Supongo que nada le ganará a la longevidad y tangibilidad de un libro de papel, que puede ser heredado, extraviado y reencontrado, utilizado como vehículo de notas de amor y billetes, lanzado con furia o quemado con odio.
Es un fetiche que recorre nuestra literatura e imaginario. El librero repleto de libros olorosos, la biblioteca antigua con textos medievales, el librito de bolsillo con hojas amarillas y desgastadas.
Pero, si lo vemos sin romanticismos, la sociedad ya ha pasado varias veces por transiciones como ésta varias veces. La que viene a mi mente es cuando se dejaron atrás los rollos manuscritos para pasar al “codex” o códice en la edad media. Es decir, el formato de libro que usamos hasta hoy.
Una de las grandes ventajas del códice es que tiene numeración de páginas, y la facilidad de acceder a todas ellas. Sin embargo, su fabricación requería más esfuerzo y trabajo debido al diseño editorial y el encuadernamiento.
Quizá estemos en transición y tengamos qué redefinir qué significa un “libro” como objeto. Quizá por ello hay un auge de los “libros de artista”, quizá le digamos adiós a las páginas como contenedores de nuestra información.
Quizá el Kindle es solo el principio. Debo decir que veo las grandiosas ventajas de éste: Traer toda una biblioteca en tu bolsillo, exportar las notas de texto a formatos más manipulables, leer artículos largos de Internet en una pantalla cómoda, leer acostado sin batallar por el peso del libro y un largo etcétera.
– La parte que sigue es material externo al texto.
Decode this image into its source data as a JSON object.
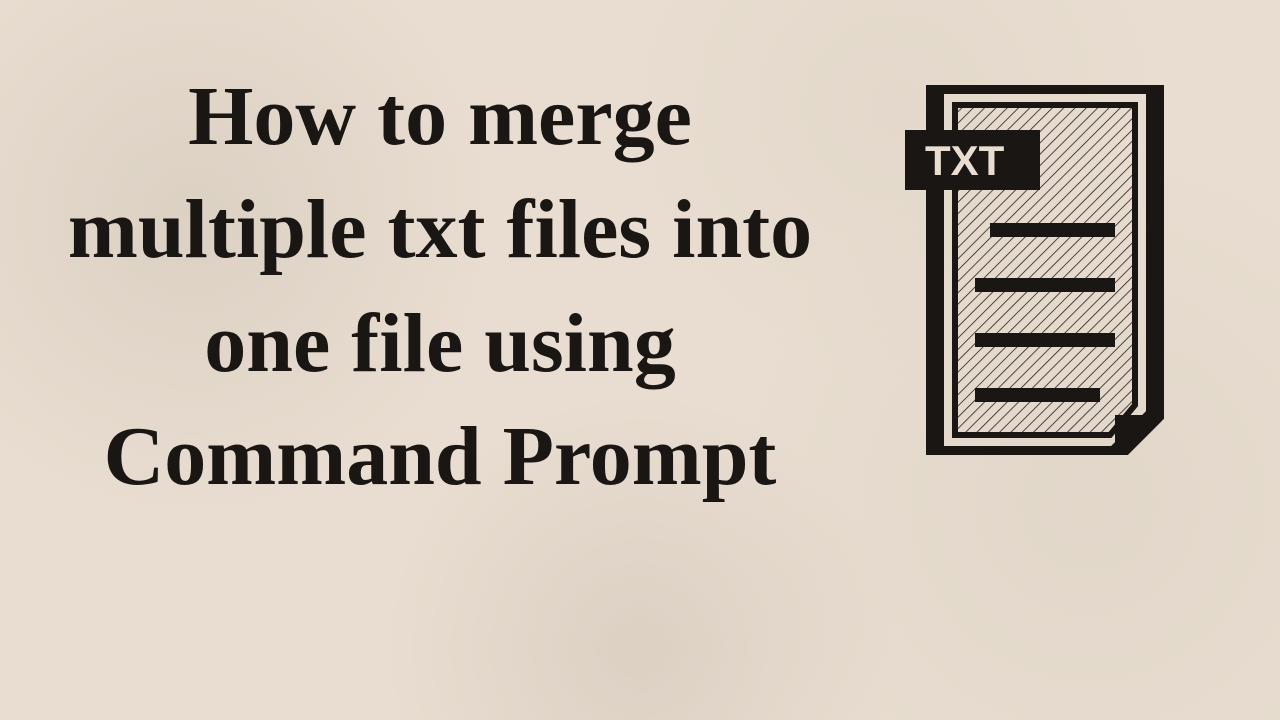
{
  "title": "How to merge multiple txt files into one file using Command Prompt",
  "icon": {
    "label": "TXT",
    "name": "txt-file-icon"
  }
}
A pesar de las desventajas, creo que vale la pena lo suficiente.
Las ventajas no sólo son para los lectores, también para los editores y escritores, quienes nunca la tuvieron tan fácil para autoeditarse. La distribución se facilita, aunque el mercadeo se complica. ¿Será esto el inicio de un gran cambio en la industria editorial?
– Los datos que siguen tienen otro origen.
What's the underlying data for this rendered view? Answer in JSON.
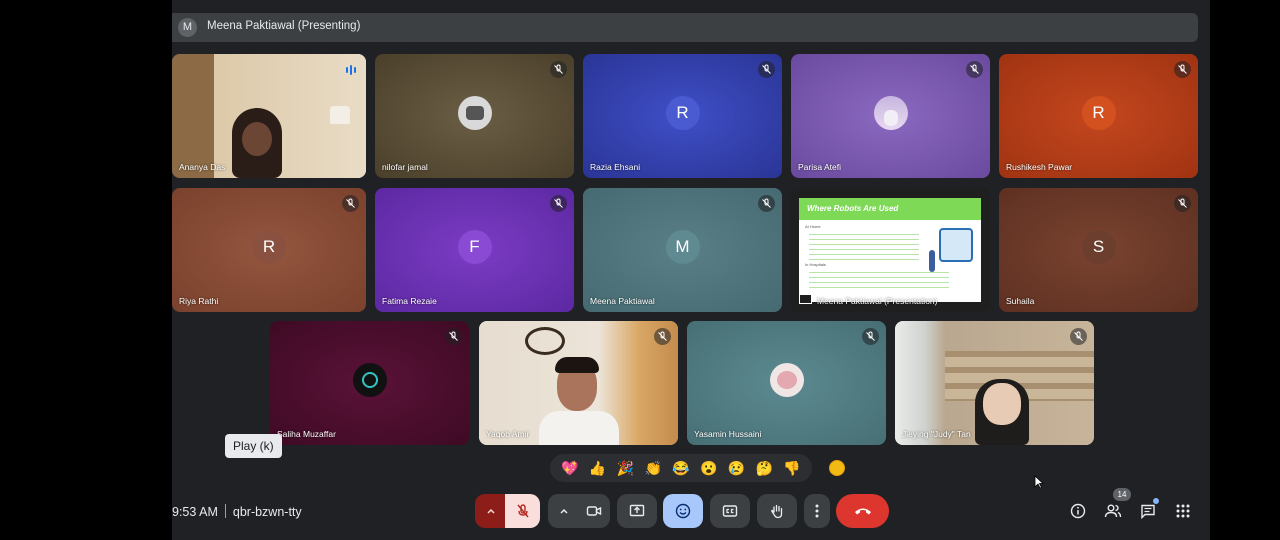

No lo sé, pero de la misma forma, puede que esta revolución nunca agarre vuelo. Las estadísticas dicen que las ventas de lectores electrónicos están a la baja, que los libros en este formato no son rentables y que las librerías de papel han tenido un repunte. Así que quién sabe. Quizá sea yo un aferrado que romantiza las viejas tecnologías pero no titubea en despreciarlas.